WASHINGTON – A Prince George’s County black man can sue his former employer for “forced termination” after a company supervisor reportedly used racial slurs and compared the man to a “dumb monkey,” a federal appeals court said.
The ruling by the U.S. 4th Circuit Court of Appeals reverses the U.S. District Court in Greenbelt, which said James H. Spriggs could not sue under the Civil Rights Act of 1991 because he was not a contract employee with Diamond Auto Glass.
Attorneys for Spriggs hailed the appeals court ruling, which they said extends employment discrimination laws to cover at-will employees, like Spriggs.
“That ensures that the largest portion of the U.S. workforce is covered by civil rights laws,” Thomas Henderson, deputy director of the Lawyers’ Committee for Civil Rights Under Law, which filed a friend of the court brief in the case.
An attorney for Diamond Auto Glass could not say Tuesday if the company would appeal the Thursday ruling.
“My clients will have to decide if they want to take it to the next level,” Angus Everton said.
He declined comment on Spriggs’ claims of racial harassment in the workplace.
“My client doesn’t agree with the things he’s alleged, but there’s always two sides to every story,” said Everton.
Spriggs claimed that the racial abuse by his supervisor, Ernest Stickell, started as soon as he went to work for the Diamond Auto Glass store in Forestville in 1993.
Besides using racial slurs, Spriggs’ attorneys said, Stickell showed Spriggs a picture of an orangutan to “remind him of who he was.”
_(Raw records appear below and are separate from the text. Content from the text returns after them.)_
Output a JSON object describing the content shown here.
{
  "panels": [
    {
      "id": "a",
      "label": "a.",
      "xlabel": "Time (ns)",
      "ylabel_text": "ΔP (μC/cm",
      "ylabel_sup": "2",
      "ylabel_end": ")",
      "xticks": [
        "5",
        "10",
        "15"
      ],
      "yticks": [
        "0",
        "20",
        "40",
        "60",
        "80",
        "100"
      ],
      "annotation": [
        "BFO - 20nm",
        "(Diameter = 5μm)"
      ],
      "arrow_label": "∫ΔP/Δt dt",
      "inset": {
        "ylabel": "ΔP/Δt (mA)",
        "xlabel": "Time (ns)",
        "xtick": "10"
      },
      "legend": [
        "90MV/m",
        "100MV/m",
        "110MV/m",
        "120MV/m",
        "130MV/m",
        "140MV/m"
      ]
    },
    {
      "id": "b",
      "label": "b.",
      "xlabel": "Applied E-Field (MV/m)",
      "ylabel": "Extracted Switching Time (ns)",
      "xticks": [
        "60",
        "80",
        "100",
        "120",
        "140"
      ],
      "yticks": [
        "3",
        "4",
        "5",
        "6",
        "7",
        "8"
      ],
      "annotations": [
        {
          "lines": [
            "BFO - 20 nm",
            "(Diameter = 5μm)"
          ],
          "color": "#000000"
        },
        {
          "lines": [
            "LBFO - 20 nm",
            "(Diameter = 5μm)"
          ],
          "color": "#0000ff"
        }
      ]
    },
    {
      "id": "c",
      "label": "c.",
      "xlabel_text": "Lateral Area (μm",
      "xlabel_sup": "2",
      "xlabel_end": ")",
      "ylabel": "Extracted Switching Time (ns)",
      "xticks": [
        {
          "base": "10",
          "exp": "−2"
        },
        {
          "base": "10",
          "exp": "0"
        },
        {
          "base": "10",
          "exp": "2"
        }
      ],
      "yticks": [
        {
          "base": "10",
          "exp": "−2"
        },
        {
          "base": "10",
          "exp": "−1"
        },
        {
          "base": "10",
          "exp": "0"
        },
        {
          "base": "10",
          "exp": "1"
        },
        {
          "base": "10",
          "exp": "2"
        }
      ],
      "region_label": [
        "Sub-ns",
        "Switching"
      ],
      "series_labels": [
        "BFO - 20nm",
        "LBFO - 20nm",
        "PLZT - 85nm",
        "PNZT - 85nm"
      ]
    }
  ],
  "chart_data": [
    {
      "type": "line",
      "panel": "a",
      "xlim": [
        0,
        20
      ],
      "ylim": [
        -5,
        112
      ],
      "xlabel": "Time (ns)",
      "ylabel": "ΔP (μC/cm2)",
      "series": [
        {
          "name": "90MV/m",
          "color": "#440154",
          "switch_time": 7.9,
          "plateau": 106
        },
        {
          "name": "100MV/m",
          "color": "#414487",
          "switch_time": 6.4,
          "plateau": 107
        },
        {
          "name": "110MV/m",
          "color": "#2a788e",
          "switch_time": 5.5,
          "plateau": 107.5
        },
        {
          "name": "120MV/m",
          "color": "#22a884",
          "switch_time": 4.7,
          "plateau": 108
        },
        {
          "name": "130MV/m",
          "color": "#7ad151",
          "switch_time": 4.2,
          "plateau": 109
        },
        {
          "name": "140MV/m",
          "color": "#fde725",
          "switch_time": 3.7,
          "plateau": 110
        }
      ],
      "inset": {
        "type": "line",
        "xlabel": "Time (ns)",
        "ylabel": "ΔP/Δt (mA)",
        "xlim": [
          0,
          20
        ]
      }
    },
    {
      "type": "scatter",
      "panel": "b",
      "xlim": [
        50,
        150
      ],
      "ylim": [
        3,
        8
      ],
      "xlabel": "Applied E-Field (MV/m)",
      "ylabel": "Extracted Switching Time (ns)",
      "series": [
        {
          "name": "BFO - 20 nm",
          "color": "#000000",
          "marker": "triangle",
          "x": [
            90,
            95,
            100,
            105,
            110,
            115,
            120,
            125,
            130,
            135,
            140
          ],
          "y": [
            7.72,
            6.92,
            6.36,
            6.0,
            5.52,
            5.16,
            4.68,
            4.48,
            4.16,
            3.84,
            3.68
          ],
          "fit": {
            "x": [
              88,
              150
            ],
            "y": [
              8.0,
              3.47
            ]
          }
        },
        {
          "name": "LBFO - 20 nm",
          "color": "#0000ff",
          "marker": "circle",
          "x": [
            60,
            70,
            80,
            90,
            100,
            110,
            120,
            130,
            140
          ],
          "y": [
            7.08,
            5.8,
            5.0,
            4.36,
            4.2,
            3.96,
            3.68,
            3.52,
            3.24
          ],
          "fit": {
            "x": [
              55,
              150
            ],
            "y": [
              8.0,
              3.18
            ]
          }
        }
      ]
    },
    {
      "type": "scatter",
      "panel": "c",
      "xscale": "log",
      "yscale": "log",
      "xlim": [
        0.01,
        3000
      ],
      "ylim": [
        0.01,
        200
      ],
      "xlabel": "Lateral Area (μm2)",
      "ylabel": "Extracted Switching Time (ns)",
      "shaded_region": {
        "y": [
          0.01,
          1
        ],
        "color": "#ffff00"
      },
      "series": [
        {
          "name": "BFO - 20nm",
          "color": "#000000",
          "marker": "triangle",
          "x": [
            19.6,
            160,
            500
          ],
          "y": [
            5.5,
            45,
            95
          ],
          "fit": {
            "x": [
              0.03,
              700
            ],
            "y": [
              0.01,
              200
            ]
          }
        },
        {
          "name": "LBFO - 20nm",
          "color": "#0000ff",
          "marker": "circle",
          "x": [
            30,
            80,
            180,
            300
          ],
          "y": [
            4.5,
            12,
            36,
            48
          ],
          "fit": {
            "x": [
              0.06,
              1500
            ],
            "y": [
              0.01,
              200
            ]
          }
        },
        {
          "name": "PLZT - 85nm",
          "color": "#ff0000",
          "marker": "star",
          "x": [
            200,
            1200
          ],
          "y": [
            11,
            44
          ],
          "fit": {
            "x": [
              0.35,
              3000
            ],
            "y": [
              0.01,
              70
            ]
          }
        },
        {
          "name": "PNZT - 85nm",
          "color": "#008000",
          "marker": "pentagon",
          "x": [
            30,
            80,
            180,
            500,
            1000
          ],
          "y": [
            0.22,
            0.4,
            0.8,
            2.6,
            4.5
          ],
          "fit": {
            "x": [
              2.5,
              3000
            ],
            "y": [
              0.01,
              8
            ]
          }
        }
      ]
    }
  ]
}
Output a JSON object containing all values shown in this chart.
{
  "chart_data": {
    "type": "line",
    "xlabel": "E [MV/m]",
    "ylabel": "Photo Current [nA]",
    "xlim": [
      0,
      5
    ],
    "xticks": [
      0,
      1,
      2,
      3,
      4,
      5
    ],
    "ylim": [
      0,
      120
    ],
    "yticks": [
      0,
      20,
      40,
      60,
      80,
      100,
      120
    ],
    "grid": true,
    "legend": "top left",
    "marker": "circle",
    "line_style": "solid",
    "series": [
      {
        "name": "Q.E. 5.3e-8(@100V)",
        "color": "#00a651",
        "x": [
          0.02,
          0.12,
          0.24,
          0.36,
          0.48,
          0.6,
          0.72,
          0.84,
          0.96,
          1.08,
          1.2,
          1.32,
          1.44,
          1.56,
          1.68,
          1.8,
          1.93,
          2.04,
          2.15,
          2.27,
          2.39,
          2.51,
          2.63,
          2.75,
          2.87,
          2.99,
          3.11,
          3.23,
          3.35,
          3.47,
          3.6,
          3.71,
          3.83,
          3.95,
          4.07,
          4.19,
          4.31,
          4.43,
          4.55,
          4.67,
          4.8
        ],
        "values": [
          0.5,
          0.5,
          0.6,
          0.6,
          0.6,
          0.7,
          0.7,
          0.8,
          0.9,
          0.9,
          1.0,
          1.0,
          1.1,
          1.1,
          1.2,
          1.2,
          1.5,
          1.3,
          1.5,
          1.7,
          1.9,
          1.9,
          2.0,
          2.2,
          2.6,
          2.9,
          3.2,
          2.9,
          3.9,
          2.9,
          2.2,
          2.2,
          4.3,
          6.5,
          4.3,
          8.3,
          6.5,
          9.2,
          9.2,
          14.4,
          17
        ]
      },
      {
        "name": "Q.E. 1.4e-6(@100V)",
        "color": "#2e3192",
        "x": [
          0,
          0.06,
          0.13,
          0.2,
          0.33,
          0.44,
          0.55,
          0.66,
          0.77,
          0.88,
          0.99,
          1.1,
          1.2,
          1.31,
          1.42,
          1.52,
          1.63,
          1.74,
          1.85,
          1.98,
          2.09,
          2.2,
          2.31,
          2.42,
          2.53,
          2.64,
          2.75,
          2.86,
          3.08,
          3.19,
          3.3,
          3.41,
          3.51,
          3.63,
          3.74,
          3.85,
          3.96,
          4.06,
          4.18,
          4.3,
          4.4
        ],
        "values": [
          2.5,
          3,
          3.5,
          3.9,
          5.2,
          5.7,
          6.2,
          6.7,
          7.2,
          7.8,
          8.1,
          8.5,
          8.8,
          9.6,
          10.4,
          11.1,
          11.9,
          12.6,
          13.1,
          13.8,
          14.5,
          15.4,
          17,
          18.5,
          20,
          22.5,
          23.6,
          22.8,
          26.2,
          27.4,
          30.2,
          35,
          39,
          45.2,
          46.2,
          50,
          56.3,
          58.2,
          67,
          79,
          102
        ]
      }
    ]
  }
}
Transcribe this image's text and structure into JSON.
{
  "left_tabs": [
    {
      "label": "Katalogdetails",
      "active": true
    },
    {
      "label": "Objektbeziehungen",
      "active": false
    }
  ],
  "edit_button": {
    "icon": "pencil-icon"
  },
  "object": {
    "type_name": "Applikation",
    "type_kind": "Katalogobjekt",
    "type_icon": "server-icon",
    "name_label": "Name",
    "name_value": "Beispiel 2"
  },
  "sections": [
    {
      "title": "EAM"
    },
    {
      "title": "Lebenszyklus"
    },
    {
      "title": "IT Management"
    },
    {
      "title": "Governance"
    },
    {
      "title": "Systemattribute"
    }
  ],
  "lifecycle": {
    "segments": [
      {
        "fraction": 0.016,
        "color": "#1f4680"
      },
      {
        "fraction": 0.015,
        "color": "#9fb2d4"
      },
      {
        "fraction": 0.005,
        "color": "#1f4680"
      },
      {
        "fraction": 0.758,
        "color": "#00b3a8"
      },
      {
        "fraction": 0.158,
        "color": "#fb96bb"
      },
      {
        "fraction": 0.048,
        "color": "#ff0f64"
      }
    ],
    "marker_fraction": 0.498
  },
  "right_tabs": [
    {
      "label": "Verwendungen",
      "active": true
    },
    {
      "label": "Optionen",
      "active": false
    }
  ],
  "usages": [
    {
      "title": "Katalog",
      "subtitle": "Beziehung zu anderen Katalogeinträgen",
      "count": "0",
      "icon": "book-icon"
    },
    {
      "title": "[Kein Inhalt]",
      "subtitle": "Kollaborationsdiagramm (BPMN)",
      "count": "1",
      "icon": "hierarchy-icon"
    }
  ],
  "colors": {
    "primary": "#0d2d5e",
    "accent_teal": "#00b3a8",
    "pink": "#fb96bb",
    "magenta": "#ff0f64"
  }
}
Spriggs quit in 1995 but returned to Diamond Auto Glass in 1996 after the manager of the Forestville store asked him to return and promised to keep Stickell in line.
Instead of curbing his behavior, however, Spriggs’ attorneys claim that Stickell routinely brought guns to work and threatened to kill anyone who got him in trouble with his boss over racial issues.
Spriggs left Diamond again in February 1997, was lured back once more and left for good in March 1997.
He sued the company, its president and Stickell that summer, claiming that the work environment was so hostile that he had no choice but to quit.
The company argued that, even if Spriggs’ claims were true, he could not sue for damages under the Civil Rights Act of 1991 because he was not a contractual employee. It said he should have filed instead under Title VII, which would have limited him to collecting $250,000 in damages.
The district court agreed and threw out Spriggs’ case.
But the appellate court said that a “lack of an agreed-upon duration” of employment does not invalidate Spriggs’ underlying employment contract with Diamond Auto Glass. In fact, it noted that Maryland courts recognize at-will employment as contracts.
Spriggs’ attorneys said he plans to sue for $2 million, in part to compensate him for the “egregious” working conditions at Diamond Auto Glass. They also said that Spriggs, who had one of the highest sales volumes at Diamond Auto Glass, has not been able to find work with comparable pay and hours.
“This is just a really wild case, way out there beyond what I’ve ever seem, especially for this (Washington, D.C.) area,” said Vickie Fang, one of three attorneys representing Spriggs.